Little did I know when I first came across an old pioneer recipe for “White Clover Snow” that it would be my solace during dark and hungry times. But after a recent dental pummeling that left me aching and unable to chew, it was this sweet unassuming little ‘pudding’ that rode to my rescue. Spooning its creamy softness into my mouth was soothing and nourishing – and I took great comfort knowing it was chock full of medicinal ingredients that would help speed healing along.
Although the original recipe called for Mililotus Mill, the tall, field sweet clover, I wasn’t quite up to going on a forage – so I adapted with what I had on hand – the white clover that was growing in profusion right outside my front door.
Overshadowed by her taller better known sister Red Clover, Trifolium repens L. rarely raises her frilly head above a height of eight inches – which might explain why we hardly notice her, even though she practically grows in every patch of grass the eye can see. And she is one of the oldest cultivated plants in existence, having been brought here by early settlers from Europe.
Why she is not as often used in herbalist remedies or wild cookery today is puzzling – she is reputed to be just as medicinal and even more delicious. But while she might be neglected by us, she is beloved by bees who far prefer gathering pollen from her white blossoms than the red.

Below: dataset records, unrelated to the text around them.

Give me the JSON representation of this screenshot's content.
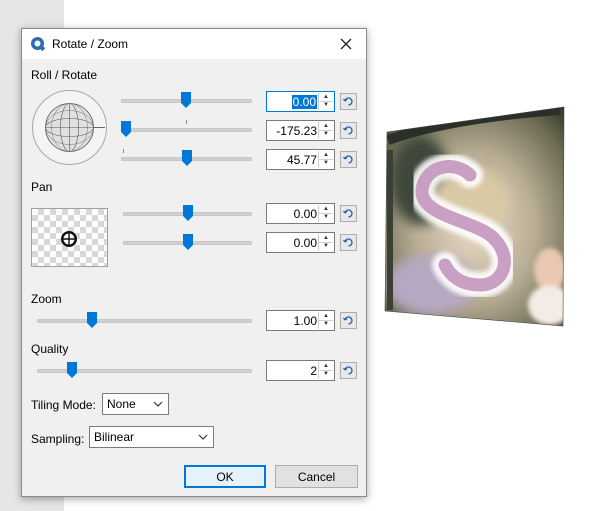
{
  "dialog": {
    "title": "Rotate / Zoom",
    "icon": "app-logo-icon",
    "close_icon": "close-icon"
  },
  "roll_rotate": {
    "label": "Roll / Rotate",
    "angle": {
      "value": "0.00",
      "slider_fraction": 0.5
    },
    "roll": {
      "value": "-175.23",
      "slider_fraction": 0.013
    },
    "tilt": {
      "value": "45.77",
      "slider_fraction": 0.5
    }
  },
  "pan": {
    "label": "Pan",
    "x": {
      "value": "0.00",
      "slider_fraction": 0.5
    },
    "y": {
      "value": "0.00",
      "slider_fraction": 0.5
    }
  },
  "zoom": {
    "label": "Zoom",
    "value": "1.00",
    "slider_fraction": 0.25
  },
  "quality": {
    "label": "Quality",
    "value": "2",
    "slider_fraction": 0.16
  },
  "tiling": {
    "label": "Tiling Mode:",
    "selected": "None"
  },
  "sampling": {
    "label": "Sampling:",
    "selected": "Bilinear"
  },
  "buttons": {
    "ok": "OK",
    "cancel": "Cancel"
  },
  "colors": {
    "accent": "#0078d7",
    "preview_lettering": "#c9a0c4"
  },
  "icons": {
    "reset": "reset-arrow-icon",
    "spin_up": "spin-up-icon",
    "spin_down": "spin-down-icon",
    "dropdown": "chevron-down-icon",
    "pan_center": "move-crosshair-icon",
    "globe": "rotation-globe-icon"
  }
}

White clover is high in protein (being from the legume family) as well as many nutrients and minerals – and is sweet and tasty. And you can even make the blossoms into a white clover flour which I will most certainly be making. Most of us are familiar with her flavour through White Clover Honey, the most commonly used table honey today. And like Red Clover she is a potent healer with anti-inflammatory and anti-bacterial properties, as well as a blood and lymph cleanser, helping dispel toxins from cells and tissues.
Add to this her magical reputation as breaker of curses and dispeller of “ill’ energy and you can see why she makes a good choice for those who are a little down and in need of revitalizing. So while this may not be the desert to wow your guests with at a dinner party, I assure you that the sweet healing energy of the white clover blossoms, combined with golden honey, rich gentle thick cream (or full fat yogurt) and the bright uplifting flavour of orange – make it the perfect comfort food for those occasions when a little tender loving care is in order.
White Clover Pudding
- 2 cups of white clover blossoms (remove/snip petals from the flower head and discard any browned petals)
- 1 tbsp (or one sheet) of organic unflavored gelatin
- 1 cup of water
- 1/2 cup of fresh squeezed orange juice (approx. two large oranges)
- 4 tablespoons of White Clover Honey preferably – though any honey will do
- 1 cup of heavy cream whipped to stiffness (or 1 cup of full fat organic Greek yogurt)
- pinch of salt
- Dissolve the gelatin in 1/4 cup of water.
- In a small saucepan slowly bring to a boil the white clover blossoms, water, orange juice, honey and salt.
- Remove from heat, stir in gelatin until completely dissolved, and allow to stand for 10 minutes.
- Place covered in refrigerator until the mixture begins to jell.
- Whip 1 cup of heavy cream until it stiffens OR get your cup of yogurt handy
- Fold whipped cream or yogurt into the jelled clover mixture.
- Place into a clear class serving bowl and refrigerate until set.